On Thursday, the opposition called for Rama to be questioned before a plenary session. Rama refused to attend, claiming he was too busy. He dismissed the opposition claims in a Twitter post.

“This is complete abuse of freedom of the speech, of the truth, of the public,” Rama wrote. “Extreme slanderous statements are being used to manipulate public opinion on a matter investigated by US Justice that has been handled to the courts and has absolutely nothing to do with us here,” he added.

McGonigal, who worked for 20 years at the FBI and retired as chief of the New York Counterintelligence Division faces two separate sets of charges, one in New York and another in Washington DC.

He is charged in New York with breaking the law by working for Deripaska, a Russian oligarch. The other charges claim he failed to disclose his relations with the Albanian government, several Albanian citizens and with a Kosovo politician and two Bosnian politicians.

Prosecutors believe that in August 2017, McGonigal met Agron Neza, an Albanian-born naturalized American, who was described in the indictment as Person A, “and inquired as to whether Person A could provide money for him”.

Over the following months, Neza handed him three tranches of cash, totaling to $225,000 US. Along with Neza, McGonigal traveled to Albania several times, with their expenses covered, met Rama in Tirana and dinned with him in Washington, and opened investigations into the Albanian opposition over the alleged financing by Russian money of its US lobbying effort.

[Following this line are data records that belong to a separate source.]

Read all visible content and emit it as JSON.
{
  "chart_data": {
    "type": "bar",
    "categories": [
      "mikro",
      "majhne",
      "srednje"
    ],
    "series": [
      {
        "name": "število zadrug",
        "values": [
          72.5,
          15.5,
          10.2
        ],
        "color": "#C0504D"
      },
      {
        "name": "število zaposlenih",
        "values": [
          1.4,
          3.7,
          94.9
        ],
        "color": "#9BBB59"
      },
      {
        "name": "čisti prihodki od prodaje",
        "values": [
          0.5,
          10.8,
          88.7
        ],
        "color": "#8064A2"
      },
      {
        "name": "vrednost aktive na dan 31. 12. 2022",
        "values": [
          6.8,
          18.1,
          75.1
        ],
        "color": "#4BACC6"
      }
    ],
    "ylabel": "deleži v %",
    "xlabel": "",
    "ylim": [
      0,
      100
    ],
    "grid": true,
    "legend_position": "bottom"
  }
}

In September 2018, McGonigal resigned from the FBI. In April 2019, he and three associates joined an Albanian law firm. The business folded without much success.

As for the 225,000 US dollars that Neza handled to him in autumn 2017, while he was with the FBI, Neza told Albanian media that it was a private matter, while Rama described it as borrowed money.

The Albanian opposition claim the fact that McGonigal was received in Albania with covered expenses, and the fact that he failed to tell the FBI about the 225,000 dollars he received from Neza, show he was in the pocket of the Rama government and used by it against the opposition.